Point KL-Divergence is not Very Negative Very Often

If \(X\sim P\) then for any distribution \(Q\) it is unlikely that \(Q\) ascribes much greater density to \(X\)'s outcome than \(P\) does. In fact if \(P,Q\) have PDFs \(f_P, f_Q\), then:

\begin{align} \mathbb{P}(f_P(X)\leq c f_Q(X)) &= \int \mathbf{1}_{\{x:f_P(x)\leq cf_Q(x) \}} f_P(x)dx \\ &\leq \int c f_Q(x) dx \\ &= c. \end{align}

This carries over to relative entropy:

Noting \(D_{KL}(P\|Q)=\mathbb{E}[Z]\) for \(Z=\ln \frac{f_P(X)}{f_Q(X)}\), then for any \(z,\)
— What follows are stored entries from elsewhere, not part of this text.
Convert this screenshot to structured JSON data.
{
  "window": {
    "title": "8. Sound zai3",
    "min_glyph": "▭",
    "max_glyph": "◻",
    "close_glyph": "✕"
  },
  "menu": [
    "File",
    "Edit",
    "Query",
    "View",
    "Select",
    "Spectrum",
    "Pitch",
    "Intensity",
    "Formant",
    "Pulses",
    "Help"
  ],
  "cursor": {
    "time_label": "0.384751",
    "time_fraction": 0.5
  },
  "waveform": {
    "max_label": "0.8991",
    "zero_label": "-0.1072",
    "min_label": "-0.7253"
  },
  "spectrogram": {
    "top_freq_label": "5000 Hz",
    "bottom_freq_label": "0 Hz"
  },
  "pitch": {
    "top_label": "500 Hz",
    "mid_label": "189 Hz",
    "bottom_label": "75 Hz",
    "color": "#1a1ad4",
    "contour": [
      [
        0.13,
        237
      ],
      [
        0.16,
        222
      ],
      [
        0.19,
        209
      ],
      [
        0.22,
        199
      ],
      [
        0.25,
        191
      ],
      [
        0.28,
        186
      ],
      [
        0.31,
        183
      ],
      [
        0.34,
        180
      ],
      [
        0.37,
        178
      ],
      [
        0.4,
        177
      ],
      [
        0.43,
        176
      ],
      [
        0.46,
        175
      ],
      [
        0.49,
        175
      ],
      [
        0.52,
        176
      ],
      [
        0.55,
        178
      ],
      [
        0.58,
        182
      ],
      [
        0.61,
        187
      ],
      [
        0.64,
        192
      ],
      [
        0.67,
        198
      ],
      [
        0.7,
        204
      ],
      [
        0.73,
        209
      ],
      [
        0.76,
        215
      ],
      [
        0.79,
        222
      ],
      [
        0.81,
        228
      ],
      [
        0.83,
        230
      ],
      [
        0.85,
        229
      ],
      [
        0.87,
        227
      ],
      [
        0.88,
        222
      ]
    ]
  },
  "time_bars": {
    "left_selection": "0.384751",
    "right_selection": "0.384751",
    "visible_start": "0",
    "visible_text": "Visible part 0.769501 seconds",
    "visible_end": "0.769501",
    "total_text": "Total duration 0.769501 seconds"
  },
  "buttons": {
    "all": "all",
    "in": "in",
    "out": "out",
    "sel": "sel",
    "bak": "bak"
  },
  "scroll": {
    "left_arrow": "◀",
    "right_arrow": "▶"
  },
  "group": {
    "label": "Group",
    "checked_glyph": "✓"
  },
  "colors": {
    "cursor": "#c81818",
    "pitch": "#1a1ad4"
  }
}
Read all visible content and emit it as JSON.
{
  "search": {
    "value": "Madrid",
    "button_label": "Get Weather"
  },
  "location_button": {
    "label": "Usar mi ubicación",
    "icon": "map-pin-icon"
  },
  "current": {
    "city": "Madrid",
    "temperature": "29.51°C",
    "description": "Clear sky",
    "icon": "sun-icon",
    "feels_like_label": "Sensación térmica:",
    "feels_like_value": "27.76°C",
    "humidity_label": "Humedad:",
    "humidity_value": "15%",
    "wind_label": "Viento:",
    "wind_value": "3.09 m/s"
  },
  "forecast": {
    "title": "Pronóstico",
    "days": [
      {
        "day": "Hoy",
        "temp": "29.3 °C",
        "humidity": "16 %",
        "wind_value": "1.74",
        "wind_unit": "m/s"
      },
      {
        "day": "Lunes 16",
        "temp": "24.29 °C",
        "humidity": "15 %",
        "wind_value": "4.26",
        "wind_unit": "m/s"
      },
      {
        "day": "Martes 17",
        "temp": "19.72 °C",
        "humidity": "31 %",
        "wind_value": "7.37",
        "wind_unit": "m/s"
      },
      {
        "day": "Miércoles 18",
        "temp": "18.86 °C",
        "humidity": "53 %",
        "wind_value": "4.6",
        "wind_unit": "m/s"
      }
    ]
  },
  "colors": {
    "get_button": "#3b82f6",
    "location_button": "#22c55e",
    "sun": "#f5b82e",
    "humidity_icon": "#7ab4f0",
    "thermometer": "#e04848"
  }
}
\begin{align} \mathbb{P}(Z\leq z) &= \mathbb{P}\left(\ln \frac{f_P(X)}{f_Q(X)} \leq z \right) \\ &= \mathbb{P}(f_P(X)\leq e^z f_Q(X)) \\ &\leq e^z. \end{align}

This is actually just an interesting instance of the Chernoff bound. The same thing can be done when \(P,Q\) aren't over \(\mathbb{R}\) or don't have CDFs, or even with other types of divergences.